Spain: negotiations on social pact come to a dead end

Negotiations between the central organisations of employers and the trade unions that should lead to a social pact have broken down without any result. Traditionally, the annual pact functions as a framework agreement for the subsequent rounds of collective bargaining. In their reaction to the breakdown, the two trade union confederations UGT and CC.OO stated that the employers have demonstrated a flagrant lack of respect for the principles of social dialogue. The unions foresee a difficult autumn with tough negotiations.

For the first time in 20 years, social partners have failed to come to a social pact. So far, it has been possible even in periods of recession and crisis to come to a deal. Observers had expected that there would be more space for an agreement in a period of growth and recovery.
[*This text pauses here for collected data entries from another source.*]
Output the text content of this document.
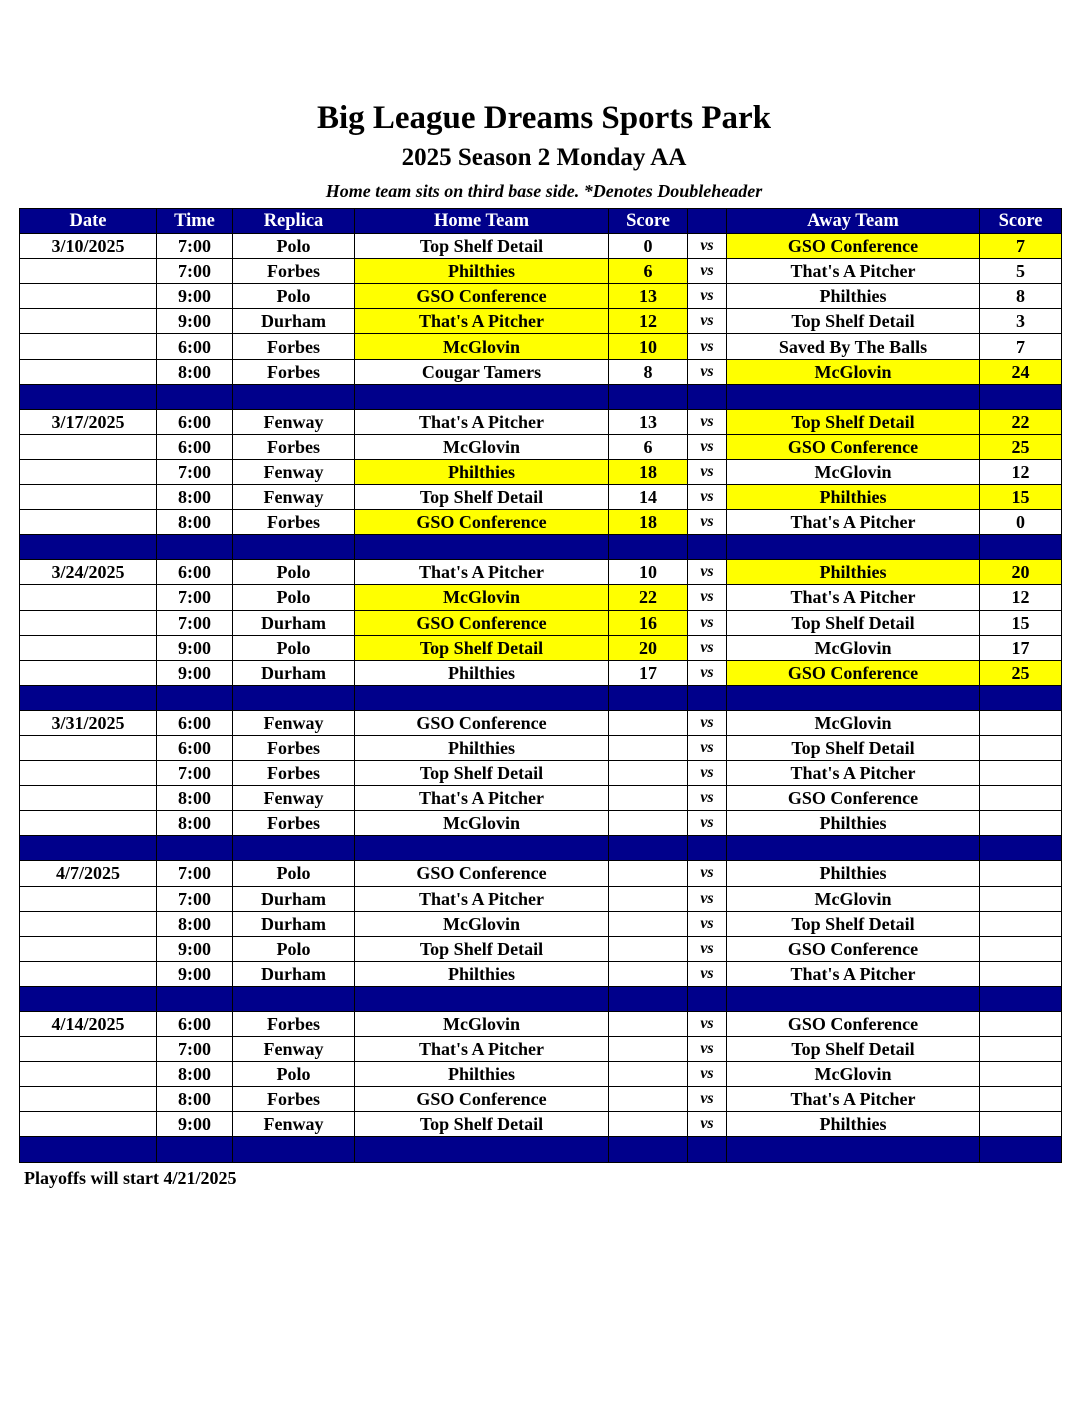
Big League Dreams Sports Park
2025 Season 2 Monday AA
Home team sits on third base side. *Denotes Doubleheader
Date	Time	Replica	Home Team	Score		Away Team	Score
3/10/2025	7:00	Polo	Top Shelf Detail	0	vs	GSO Conference	7
	7:00	Forbes	Philthies	6	vs	That's A Pitcher	5
	9:00	Polo	GSO Conference	13	vs	Philthies	8
	9:00	Durham	That's A Pitcher	12	vs	Top Shelf Detail	3
	6:00	Forbes	McGlovin	10	vs	Saved By The Balls	7
	8:00	Forbes	Cougar Tamers	8	vs	McGlovin	24

3/17/2025	6:00	Fenway	That's A Pitcher	13	vs	Top Shelf Detail	22
	6:00	Forbes	McGlovin	6	vs	GSO Conference	25
	7:00	Fenway	Philthies	18	vs	McGlovin	12
	8:00	Fenway	Top Shelf Detail	14	vs	Philthies	15
	8:00	Forbes	GSO Conference	18	vs	That's A Pitcher	0

3/24/2025	6:00	Polo	That's A Pitcher	10	vs	Philthies	20
	7:00	Polo	McGlovin	22	vs	That's A Pitcher	12
	7:00	Durham	GSO Conference	16	vs	Top Shelf Detail	15
	9:00	Polo	Top Shelf Detail	20	vs	McGlovin	17
	9:00	Durham	Philthies	17	vs	GSO Conference	25

3/31/2025	6:00	Fenway	GSO Conference		vs	McGlovin	
	6:00	Forbes	Philthies		vs	Top Shelf Detail	
	7:00	Forbes	Top Shelf Detail		vs	That's A Pitcher	
	8:00	Fenway	That's A Pitcher		vs	GSO Conference	
	8:00	Forbes	McGlovin		vs	Philthies	

4/7/2025	7:00	Polo	GSO Conference		vs	Philthies	
	7:00	Durham	That's A Pitcher		vs	McGlovin	
	8:00	Durham	McGlovin		vs	Top Shelf Detail	
	9:00	Polo	Top Shelf Detail		vs	GSO Conference	
	9:00	Durham	Philthies		vs	That's A Pitcher	

4/14/2025	6:00	Forbes	McGlovin		vs	GSO Conference	
	7:00	Fenway	That's A Pitcher		vs	Top Shelf Detail	
	8:00	Polo	Philthies		vs	McGlovin	
	8:00	Forbes	GSO Conference		vs	That's A Pitcher	
	9:00	Fenway	Top Shelf Detail		vs	Philthies	

Playoffs will start 4/21/2025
The basic controversy lies in the demand to restore the purchase power of workers in an effort of the unions to share the benefits of growth and to bridge the difficulties of the past and the profits of the future. With a view to guarantee this, the trade unions had asked for a wage clause that would revise wages upwards if the annual inflation developed beyond the level of the planned wage agreements. In general, with the inflation reaching 1.5%, the trade unions asked for a wage increase beyond the current inflation level (in a range of 1.8% to 3% pay increases).

The two employer confederations, the CEOE and CEPYME (for small and medium-sized enterprises), refused to go that far and were only willing to accept a pay increase between 1.2% to 2%, depending on the situation in an industry. The employers had made a final offer, with the possibility of adding a further 0.5%, depending on the individual characteristics of each company or sector. A wage adjustment clause remained unacceptable for the negotiators on the employer side. Therefore, according to the employers, an agreement became out of reach. Despite the failure for 2017, CEOE and CEPYME ensured their ‘commitment’ to social dialogue. The organisations stated that they remain willing to undertake negotiations on collective agreements for 2018 and subsequent years.
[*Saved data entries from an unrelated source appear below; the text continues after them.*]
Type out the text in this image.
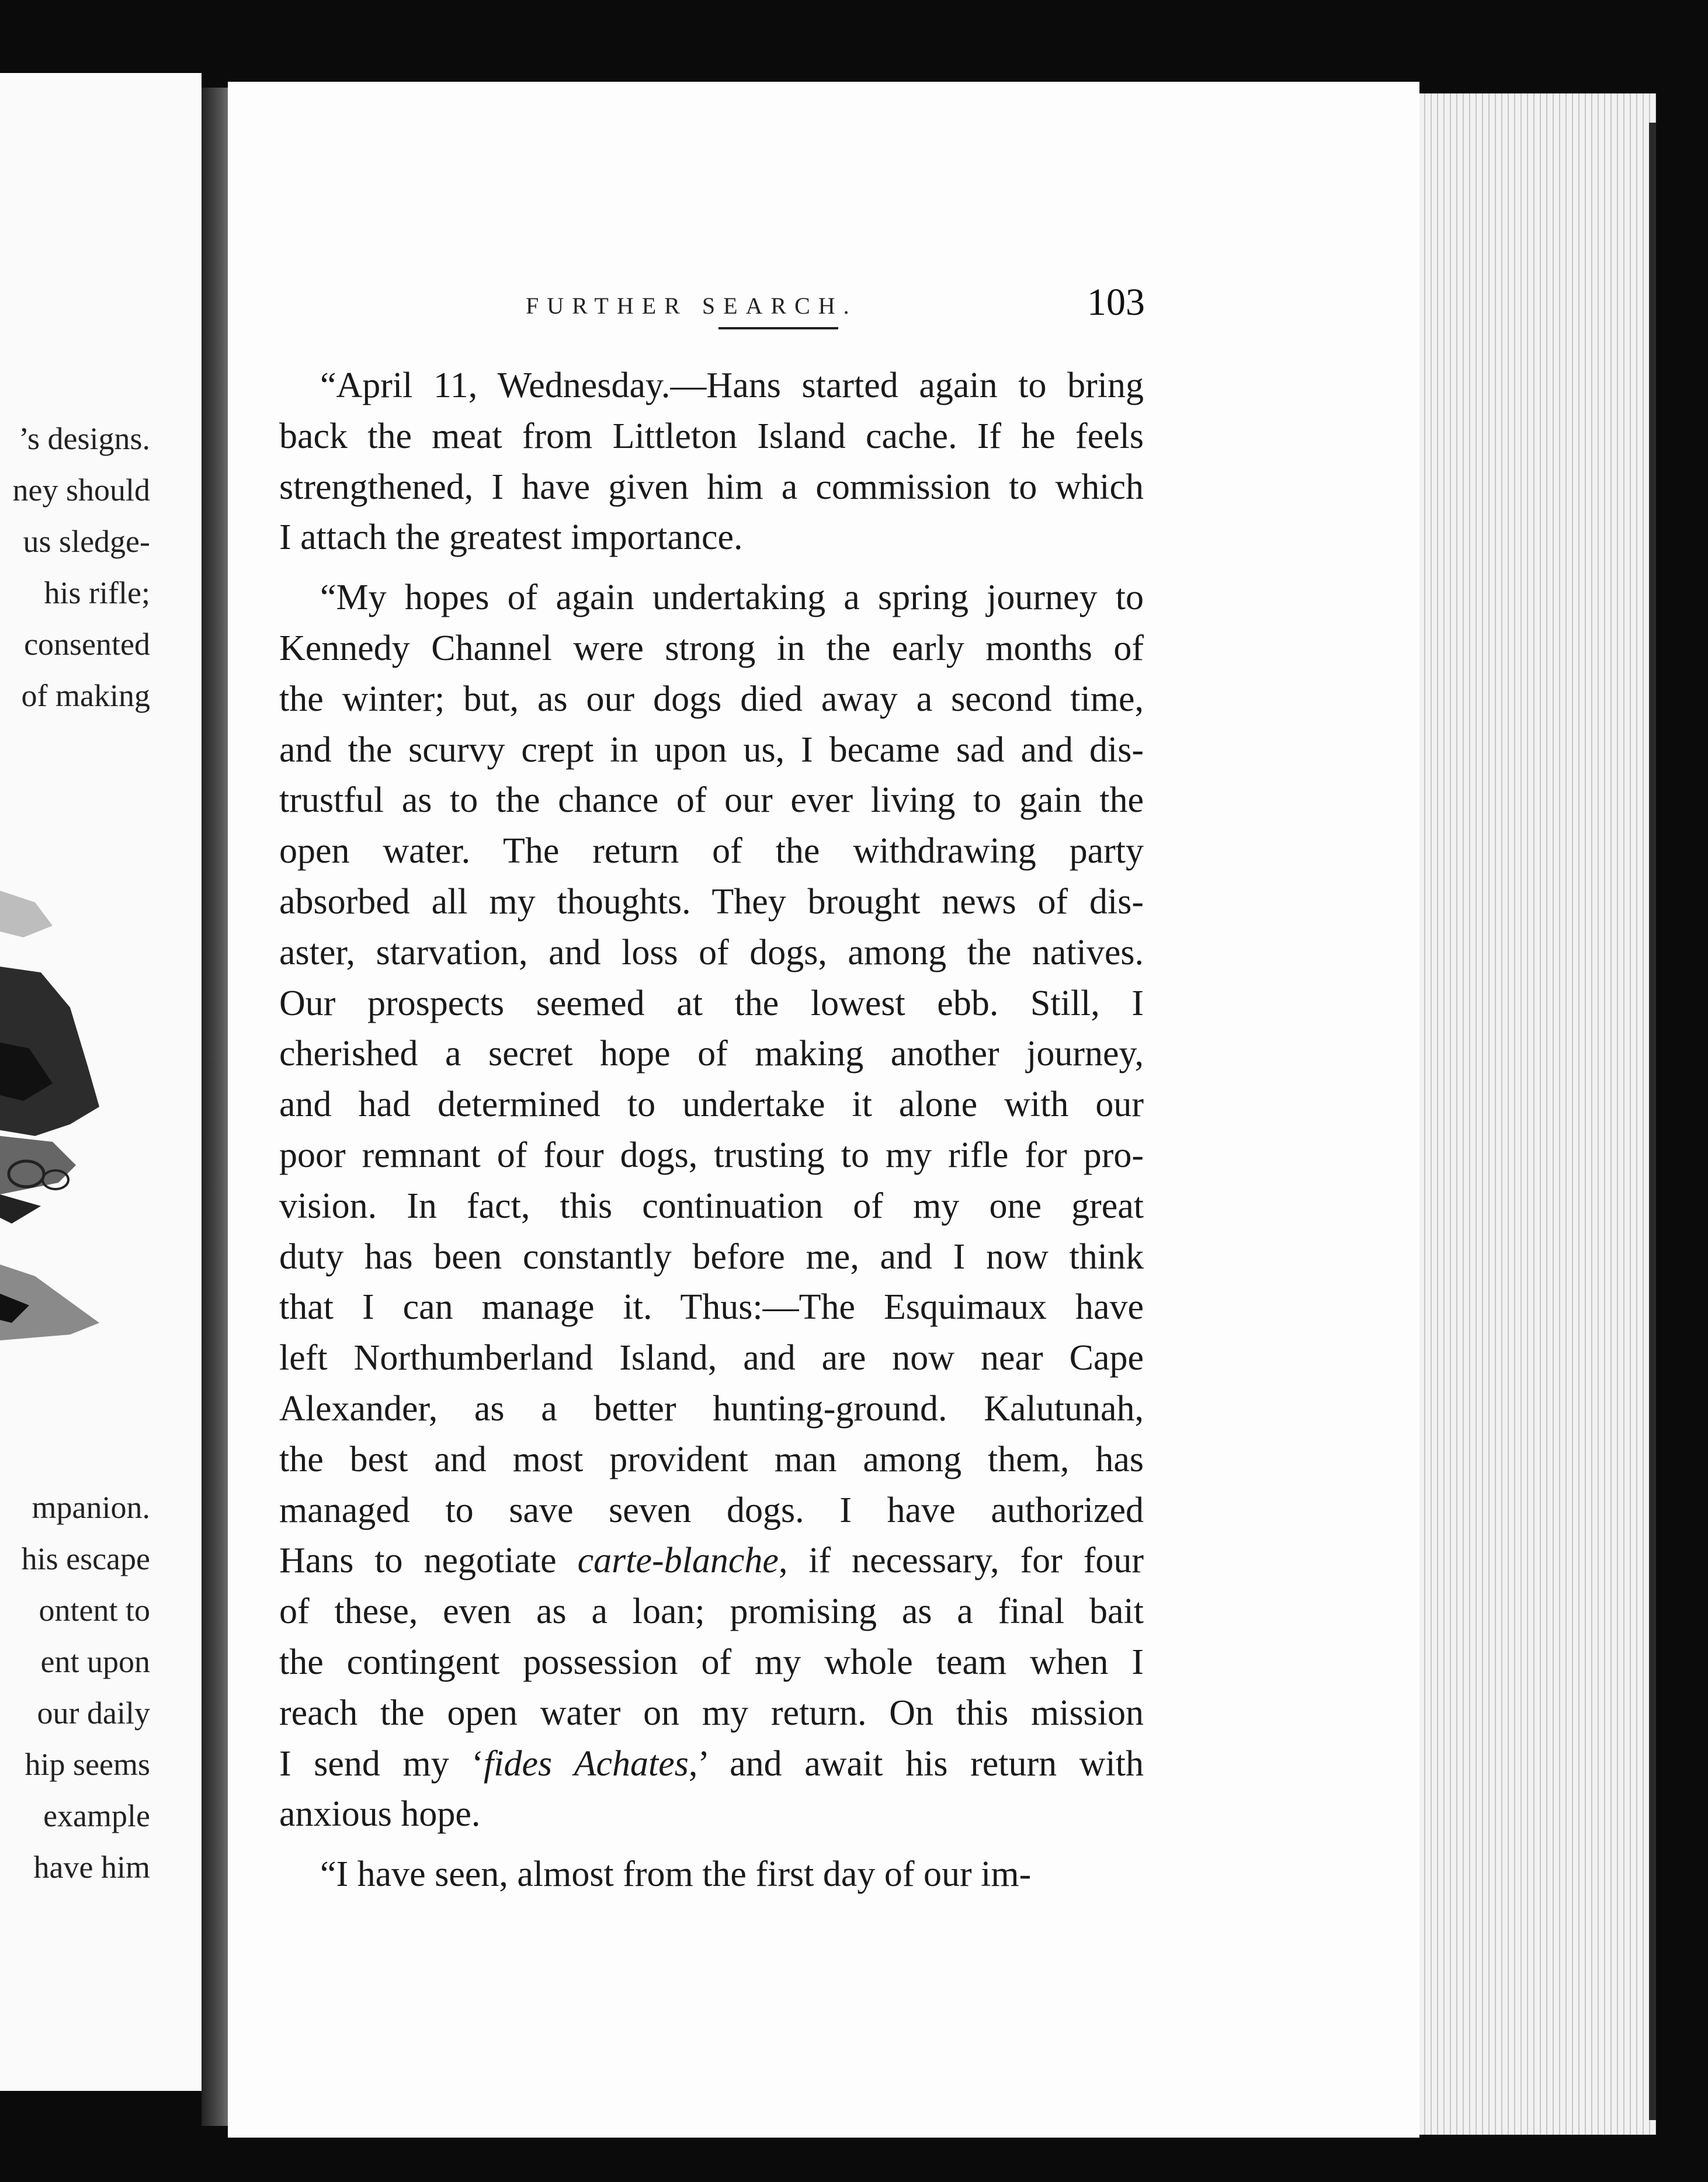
’s designs.
ney should
us sledge-
his rifle;
consented
of making
mpanion.
his escape
ontent to
ent upon
our daily
hip seems
example
have him
FURTHER SEARCH.	103
“April 11, Wednesday.—Hans started again to bring
back the meat from Littleton Island cache. If he feels
strengthened, I have given him a commission to which
I attach the greatest importance.
“My hopes of again undertaking a spring journey to
Kennedy Channel were strong in the early months of
the winter; but, as our dogs died away a second time,
and the scurvy crept in upon us, I became sad and dis-
trustful as to the chance of our ever living to gain the
open water. The return of the withdrawing party
absorbed all my thoughts. They brought news of dis-
aster, starvation, and loss of dogs, among the natives.
Our prospects seemed at the lowest ebb. Still, I
cherished a secret hope of making another journey,
and had determined to undertake it alone with our
poor remnant of four dogs, trusting to my rifle for pro-
vision. In fact, this continuation of my one great
duty has been constantly before me, and I now think
that I can manage it. Thus:—The Esquimaux have
left Northumberland Island, and are now near Cape
Alexander, as a better hunting-ground. Kalutunah,
the best and most provident man among them, has
managed to save seven dogs. I have authorized
Hans to negotiate carte-blanche, if necessary, for four
of these, even as a loan; promising as a final bait
the contingent possession of my whole team when I
reach the open water on my return. On this mission
I send my ‘fides Achates,’ and await his return with
anxious hope.
“I have seen, almost from the first day of our im-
The leader of the UGT trade union confederation accused the employers of showing an ‘irresponsible’ attitude at a time when GDP grows above 3% and inflation is between 1.5% and 1.95%. Trade union confederation CC.OO affirmed that the employer organisations CEOE and CEPYME have been incapable of recognising the necessity of transferring to the salary incomes the recovery of the Spanish economy and companies. CC.OO signals that the economic recovery has led to the creation of employment, but most of the jobs are temporary and precarious, and largely linked to seasonal developments. The unions prepare a large information and mobilisation campaign in the course of this autumn.